Friday, July 14, 2017

After a Busy Offseason, What Can We Really Expect from the Celtics?

Celtics GM Danny Ainge has been hoarding assets and promising fireworks for years now. Did he deliver this offseason?
By Adam Lowenstein (@StatsAdam)

One year ago, I wrote about how the Celtics, who had just signed Al Horford, were in talks to bring in either Russell Westbrook or Blake Griffin.

We now know that those acquisitions were long shots, but the Celtics’ transaction buzz remains ongoing.

After signing Gordon Hayward and trading Avery Bradley, the Celtics are rumored to be in the market for three-time All-Star, and 2012-13 Defensive Player of the Year Marc Gasol.

After a seemingly successful draft and early offseason, the Celtics are Las Vegas’ third-most likely team to win a title, at 15-to-2 odds for the NBA championship.

However, just like 2016, the Cleveland Cavaliers lurk at 5-to-1 odds for the title, and LeBron’s squad has overwhelming odds at winning the conference.
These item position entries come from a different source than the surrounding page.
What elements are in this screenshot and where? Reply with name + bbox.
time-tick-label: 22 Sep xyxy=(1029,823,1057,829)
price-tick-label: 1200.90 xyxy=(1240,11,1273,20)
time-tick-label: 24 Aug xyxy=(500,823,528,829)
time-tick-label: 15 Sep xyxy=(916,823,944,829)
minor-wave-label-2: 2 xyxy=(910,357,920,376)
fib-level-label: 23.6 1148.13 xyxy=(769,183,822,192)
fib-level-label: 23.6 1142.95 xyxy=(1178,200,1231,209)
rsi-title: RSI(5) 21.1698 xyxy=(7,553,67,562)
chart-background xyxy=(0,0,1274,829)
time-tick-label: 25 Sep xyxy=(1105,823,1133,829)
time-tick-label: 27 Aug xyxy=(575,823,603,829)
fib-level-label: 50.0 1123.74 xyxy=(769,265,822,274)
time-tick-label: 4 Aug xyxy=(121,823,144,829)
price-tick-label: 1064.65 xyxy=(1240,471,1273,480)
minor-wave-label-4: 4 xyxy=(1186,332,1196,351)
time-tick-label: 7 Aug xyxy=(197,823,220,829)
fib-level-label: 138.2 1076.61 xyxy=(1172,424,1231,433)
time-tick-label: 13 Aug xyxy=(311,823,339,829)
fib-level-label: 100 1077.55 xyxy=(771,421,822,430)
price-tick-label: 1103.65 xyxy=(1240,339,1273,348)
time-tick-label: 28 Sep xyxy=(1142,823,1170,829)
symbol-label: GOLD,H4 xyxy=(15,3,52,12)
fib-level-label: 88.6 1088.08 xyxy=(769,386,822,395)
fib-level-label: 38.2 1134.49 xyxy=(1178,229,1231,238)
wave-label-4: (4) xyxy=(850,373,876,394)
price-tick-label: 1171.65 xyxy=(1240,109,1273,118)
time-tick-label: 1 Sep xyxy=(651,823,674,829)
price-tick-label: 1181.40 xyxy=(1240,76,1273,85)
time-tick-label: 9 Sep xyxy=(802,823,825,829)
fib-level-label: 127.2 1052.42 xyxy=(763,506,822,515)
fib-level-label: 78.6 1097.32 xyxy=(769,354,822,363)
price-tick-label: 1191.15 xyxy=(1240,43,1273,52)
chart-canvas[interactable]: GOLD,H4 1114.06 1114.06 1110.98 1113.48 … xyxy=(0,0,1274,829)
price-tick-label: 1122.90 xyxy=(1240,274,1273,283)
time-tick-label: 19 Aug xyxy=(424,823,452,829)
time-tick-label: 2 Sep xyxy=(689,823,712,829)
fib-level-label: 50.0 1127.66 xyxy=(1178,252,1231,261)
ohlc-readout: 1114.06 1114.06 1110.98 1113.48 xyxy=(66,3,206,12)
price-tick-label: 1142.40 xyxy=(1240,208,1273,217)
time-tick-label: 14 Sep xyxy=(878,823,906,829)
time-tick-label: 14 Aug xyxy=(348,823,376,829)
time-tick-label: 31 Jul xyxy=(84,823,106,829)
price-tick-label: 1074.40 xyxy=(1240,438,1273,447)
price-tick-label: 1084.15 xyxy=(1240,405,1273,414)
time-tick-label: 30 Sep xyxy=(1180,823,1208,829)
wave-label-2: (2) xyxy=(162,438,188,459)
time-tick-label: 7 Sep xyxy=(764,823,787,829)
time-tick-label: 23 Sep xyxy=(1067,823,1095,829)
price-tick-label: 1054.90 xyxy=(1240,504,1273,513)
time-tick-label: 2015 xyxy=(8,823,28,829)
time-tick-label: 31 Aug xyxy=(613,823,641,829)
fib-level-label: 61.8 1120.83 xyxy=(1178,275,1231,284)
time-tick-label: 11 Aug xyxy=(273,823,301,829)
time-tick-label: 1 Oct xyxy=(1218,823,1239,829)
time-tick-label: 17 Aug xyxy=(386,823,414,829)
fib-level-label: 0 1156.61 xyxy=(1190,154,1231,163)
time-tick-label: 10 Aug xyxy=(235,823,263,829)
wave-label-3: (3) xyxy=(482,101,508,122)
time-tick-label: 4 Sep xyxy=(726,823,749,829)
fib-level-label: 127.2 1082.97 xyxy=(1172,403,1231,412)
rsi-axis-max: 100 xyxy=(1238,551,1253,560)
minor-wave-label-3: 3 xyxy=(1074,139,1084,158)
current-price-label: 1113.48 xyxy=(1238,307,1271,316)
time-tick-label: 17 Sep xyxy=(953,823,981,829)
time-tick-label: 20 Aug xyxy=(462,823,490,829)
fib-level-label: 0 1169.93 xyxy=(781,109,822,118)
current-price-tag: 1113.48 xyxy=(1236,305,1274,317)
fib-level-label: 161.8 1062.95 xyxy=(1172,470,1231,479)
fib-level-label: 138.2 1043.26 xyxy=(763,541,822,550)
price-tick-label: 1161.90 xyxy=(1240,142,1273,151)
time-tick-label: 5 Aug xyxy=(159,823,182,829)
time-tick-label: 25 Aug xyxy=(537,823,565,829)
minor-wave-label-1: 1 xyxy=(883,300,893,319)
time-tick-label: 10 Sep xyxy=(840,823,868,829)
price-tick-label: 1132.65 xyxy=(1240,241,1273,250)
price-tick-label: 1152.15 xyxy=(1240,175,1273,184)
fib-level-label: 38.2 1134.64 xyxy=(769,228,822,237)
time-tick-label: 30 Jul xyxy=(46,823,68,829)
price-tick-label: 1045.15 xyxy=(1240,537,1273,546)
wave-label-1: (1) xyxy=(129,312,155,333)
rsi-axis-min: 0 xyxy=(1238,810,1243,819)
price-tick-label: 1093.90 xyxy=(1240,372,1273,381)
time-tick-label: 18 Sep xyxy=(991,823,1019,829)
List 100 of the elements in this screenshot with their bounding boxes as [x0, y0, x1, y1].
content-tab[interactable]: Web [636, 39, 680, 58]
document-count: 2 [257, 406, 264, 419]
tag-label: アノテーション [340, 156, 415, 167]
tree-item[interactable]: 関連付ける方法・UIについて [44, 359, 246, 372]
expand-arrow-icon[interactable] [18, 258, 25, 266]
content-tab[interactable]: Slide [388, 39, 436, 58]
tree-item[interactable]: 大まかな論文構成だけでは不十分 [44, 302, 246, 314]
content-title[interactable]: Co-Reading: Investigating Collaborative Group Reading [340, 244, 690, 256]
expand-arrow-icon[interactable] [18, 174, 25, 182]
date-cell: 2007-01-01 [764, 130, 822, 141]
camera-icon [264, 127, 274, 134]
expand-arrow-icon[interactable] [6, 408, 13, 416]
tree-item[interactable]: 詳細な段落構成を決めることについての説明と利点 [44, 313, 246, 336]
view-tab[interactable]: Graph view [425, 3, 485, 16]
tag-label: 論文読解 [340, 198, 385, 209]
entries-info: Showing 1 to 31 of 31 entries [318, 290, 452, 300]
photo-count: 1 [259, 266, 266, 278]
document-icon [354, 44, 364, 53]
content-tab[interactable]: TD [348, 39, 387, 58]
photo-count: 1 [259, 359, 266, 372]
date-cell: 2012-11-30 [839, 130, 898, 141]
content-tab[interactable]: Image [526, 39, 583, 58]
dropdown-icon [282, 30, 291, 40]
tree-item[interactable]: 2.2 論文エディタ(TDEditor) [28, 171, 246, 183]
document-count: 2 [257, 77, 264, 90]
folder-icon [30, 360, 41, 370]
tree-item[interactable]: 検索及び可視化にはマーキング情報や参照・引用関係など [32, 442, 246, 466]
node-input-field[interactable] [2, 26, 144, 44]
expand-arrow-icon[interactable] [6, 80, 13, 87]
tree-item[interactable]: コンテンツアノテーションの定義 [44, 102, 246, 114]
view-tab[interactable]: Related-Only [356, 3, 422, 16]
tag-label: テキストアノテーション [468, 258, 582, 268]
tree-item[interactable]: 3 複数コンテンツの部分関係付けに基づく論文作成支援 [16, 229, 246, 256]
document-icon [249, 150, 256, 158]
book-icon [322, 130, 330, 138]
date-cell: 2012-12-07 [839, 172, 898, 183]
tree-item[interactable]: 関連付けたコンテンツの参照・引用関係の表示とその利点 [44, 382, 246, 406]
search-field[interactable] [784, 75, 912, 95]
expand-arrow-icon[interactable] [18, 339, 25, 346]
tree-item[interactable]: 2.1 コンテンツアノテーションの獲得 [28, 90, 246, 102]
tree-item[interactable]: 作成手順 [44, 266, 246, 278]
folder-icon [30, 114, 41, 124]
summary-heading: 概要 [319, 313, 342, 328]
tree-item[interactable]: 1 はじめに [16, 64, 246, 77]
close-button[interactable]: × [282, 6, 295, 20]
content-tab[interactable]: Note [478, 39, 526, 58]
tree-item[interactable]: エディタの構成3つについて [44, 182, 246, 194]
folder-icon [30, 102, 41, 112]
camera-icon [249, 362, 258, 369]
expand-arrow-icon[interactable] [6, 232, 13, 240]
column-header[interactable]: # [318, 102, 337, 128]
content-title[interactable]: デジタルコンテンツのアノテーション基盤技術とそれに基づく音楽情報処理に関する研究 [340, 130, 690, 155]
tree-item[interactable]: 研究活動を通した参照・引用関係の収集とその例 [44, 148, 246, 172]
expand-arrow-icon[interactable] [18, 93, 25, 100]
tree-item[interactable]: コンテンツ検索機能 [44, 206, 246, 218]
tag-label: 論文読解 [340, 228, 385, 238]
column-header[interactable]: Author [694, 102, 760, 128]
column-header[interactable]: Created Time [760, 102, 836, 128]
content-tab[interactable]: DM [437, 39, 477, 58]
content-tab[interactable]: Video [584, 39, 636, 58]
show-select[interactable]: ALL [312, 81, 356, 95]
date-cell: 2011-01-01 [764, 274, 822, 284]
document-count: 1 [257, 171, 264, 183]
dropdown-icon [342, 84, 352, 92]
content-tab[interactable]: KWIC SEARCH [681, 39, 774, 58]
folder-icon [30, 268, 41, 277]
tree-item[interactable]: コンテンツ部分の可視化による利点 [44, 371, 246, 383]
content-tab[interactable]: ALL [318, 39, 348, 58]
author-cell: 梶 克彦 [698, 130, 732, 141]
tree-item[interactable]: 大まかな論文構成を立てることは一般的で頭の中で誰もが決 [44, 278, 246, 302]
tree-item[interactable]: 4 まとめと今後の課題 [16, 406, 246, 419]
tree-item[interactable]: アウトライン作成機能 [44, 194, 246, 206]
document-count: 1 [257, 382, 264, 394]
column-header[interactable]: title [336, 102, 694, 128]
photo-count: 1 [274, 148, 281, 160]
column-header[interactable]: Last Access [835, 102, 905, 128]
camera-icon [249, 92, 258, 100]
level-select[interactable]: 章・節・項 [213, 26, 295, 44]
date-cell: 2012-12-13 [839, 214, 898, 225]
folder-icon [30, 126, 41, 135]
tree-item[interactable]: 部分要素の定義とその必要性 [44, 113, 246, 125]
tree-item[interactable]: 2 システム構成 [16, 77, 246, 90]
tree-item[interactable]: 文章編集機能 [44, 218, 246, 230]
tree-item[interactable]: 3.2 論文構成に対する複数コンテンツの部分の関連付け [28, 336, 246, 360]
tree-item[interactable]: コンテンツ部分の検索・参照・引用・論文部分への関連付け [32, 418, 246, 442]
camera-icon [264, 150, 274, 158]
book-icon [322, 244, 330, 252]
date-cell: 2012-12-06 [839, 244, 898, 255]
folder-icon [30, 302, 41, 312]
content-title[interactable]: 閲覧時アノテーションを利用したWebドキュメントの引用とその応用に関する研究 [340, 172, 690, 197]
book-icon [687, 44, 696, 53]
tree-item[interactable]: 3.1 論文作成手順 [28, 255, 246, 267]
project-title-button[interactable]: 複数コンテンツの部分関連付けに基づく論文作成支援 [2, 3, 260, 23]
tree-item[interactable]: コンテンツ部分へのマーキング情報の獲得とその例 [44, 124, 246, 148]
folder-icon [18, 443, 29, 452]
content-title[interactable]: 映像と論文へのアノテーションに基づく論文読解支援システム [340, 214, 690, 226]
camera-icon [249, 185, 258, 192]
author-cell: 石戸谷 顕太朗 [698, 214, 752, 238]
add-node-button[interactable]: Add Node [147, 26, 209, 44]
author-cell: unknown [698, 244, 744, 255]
Can Boston get over that hump in the East?

Celtics fans still have a bitter taste in their mouths from the 2017 Eastern Conference Finals, as they witnessed their C’s, who had home court advantage, get drubbed by LeBron and company. Just like during the regular season, the green’s offense, which owned the Eastern Conference’s best assist rate, played better than its defense. Still, neither the Celtics’ offense nor their defense was good enough to get past the Cavs.

The 2016-17 season stopped an 11-year run in which the Celtics’ ranking in defense was better their offensive one. On the bright side, Brad Stevens’ offense has improved each of the last three seasons and his defense had improved each year until 2016-17.

The former Butler coach’s declining defense could be due in part to the Celtics’ 33 attempts from downtown per game. With the Celtics shooting just 36 percent (ranked 14th in the league) from 3-point land and ranking in the league's bottom-five in rebounding, they clearly allowed too many fast break points.

In addition, the Celtics are losing their four best rebounders, according to rebound rate: Tyler Zeller (released), Kelly Olynyk (to Miami Heat), Amir Johnson (to Philadelphia 76ers) and Jonas Jerebko (to Utah Jazz), in addition to their best rebounding guard in Avery Bradley.

Bradley, who had a career year in terms of scoring and rebounding, was also the Celtics' leader in double-doubles and their second-best scorer. The silver lining might be that Marcus Smart’s win shares and defensive win shares last season were better than Bradley’s, but there's no doubt that he's a loss in a number of areas.

Although the Celtics will be losing a bunch of their best 2016-17 rebounders, the big change of green big men may be just what is needed. Aron Baynes’ rebounding rate just missed the top 50 in the NBA last season, while no Celtic ranked among the best 75 rebounders in the league.

Marcus Morris, the other former Piston that the Celtics have added to their roster, is just seven minutes younger than his twin brother Markieff, who is also known as the Celtics’ 2016-17 second-round nemesis. Marcus, the best defender against LeBron James last season, has missed just six games over the last four seasons, but could be at risk of a suspension or worse after the Morrises’ upcoming trial.

If Morris misses time, the Celtics will still be able to meander through the regular season, just like they did last year. With the likes of Jayson Tatum, Jaylen Brown, Ante Zizic and Semi Ojeleye leading the Celtics through a successful summer league schedule, Boston once again appears to have depth heading into the upcoming season.

Isaiah Thomas’ ability to score in clutch situations, Hayward’s low-usage, high scoring rate, and Horford’s steady shot are all reasons for optimism. Throw in Jae Crowder’s ability to shoot very well from deep in victories (his 41.6% 3-point shot in wins, which hopefully gets more consistent, would rank 12th in the NBA if he shot that percentage overall), and the C’s clearly have enough offensive firepower.

It's hard to envision a scenario where the Celtics don't find themselves back in the Eastern Conference Finals again, and possibly the NBA Finals with another piece or two, but can they (or anyone) compete with the Golden State Warriors?

The leprechaun may have to be on the green’s side for banner 18 to come in 2018.